Laptops charge for almost as long as their batteries should carry charge when turned on (and about half or a third of that when turned off). But what if youre flat and you suddenly have to go somewhere (and that somewhere doesn’t have power outlets, but you do need to use your laptop)?
Fortunately, researchers have found a solution to this problem from a 300-year-old invention, the capacitor. The amount of charge or power that a capacitor can keep is limited to its surface area, and it would require a really really large capacitor to hold enough charge to power a device. You’d probably need a capacitor as large as a car to power your laptop for a couple of hours.
The problem with capacitors is their size. The storage capacity is relative to the surface area of the capacitor’s electrodes, which makes current capacitors 25 times less capable than similarly sized current batteries.
300 years later, the M.I.T researchers of today finally solved this problem by employing nanotechnology. By covering the electrodes with nanotubes that are 30,000 times thinner than human hair, the capacitor can now store many times more energy.

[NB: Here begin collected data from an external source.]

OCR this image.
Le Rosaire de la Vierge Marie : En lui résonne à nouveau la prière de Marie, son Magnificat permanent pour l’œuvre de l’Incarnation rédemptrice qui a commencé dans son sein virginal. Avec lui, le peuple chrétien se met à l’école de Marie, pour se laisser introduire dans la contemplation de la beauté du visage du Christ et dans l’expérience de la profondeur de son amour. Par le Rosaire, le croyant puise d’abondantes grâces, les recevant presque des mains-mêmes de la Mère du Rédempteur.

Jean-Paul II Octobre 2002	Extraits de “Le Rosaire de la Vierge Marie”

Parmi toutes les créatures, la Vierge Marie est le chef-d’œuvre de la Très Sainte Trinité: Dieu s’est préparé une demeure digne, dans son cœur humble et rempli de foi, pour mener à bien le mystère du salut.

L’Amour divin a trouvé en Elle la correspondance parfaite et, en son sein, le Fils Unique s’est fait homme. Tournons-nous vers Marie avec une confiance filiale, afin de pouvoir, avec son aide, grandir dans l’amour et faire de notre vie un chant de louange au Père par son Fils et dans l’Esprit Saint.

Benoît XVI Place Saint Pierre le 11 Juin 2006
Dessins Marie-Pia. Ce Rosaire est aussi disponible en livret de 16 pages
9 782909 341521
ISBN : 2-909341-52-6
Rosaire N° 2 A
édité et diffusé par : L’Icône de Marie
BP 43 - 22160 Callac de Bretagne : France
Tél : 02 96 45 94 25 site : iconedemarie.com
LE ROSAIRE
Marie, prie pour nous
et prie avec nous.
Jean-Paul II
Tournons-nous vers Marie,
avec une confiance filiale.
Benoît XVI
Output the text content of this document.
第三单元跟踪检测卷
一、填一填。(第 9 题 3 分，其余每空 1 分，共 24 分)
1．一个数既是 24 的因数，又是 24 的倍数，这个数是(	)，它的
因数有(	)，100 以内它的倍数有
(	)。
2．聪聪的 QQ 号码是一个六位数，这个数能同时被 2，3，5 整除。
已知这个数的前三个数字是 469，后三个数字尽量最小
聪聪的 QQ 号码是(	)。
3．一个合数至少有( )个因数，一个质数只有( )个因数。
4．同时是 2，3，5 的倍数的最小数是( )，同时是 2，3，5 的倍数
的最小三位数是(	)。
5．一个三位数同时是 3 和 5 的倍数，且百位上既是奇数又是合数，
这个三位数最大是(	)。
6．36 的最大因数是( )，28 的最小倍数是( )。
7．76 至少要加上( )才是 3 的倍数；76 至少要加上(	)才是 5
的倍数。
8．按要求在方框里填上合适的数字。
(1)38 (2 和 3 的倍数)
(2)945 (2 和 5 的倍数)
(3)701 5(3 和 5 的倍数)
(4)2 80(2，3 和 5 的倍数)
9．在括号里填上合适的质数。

Nanotechnology has changed all that, though, with nanotubes. We might soon have high-capacity batteries that charge in just a few seconds, and that can keep us happy (what gadget geek isn’t happy with his or her mobile devices?) for hours on end. Run out of juice? No problem. Just plug in and you’re all set to go in a jiffy!
“It could be recharged many, many times perhaps hundreds of thousands of times, and … it could be recharged very quickly, just in a matter of seconds rather than a matter of hours,” says Joel Schindall, a member of the M.I.T research team.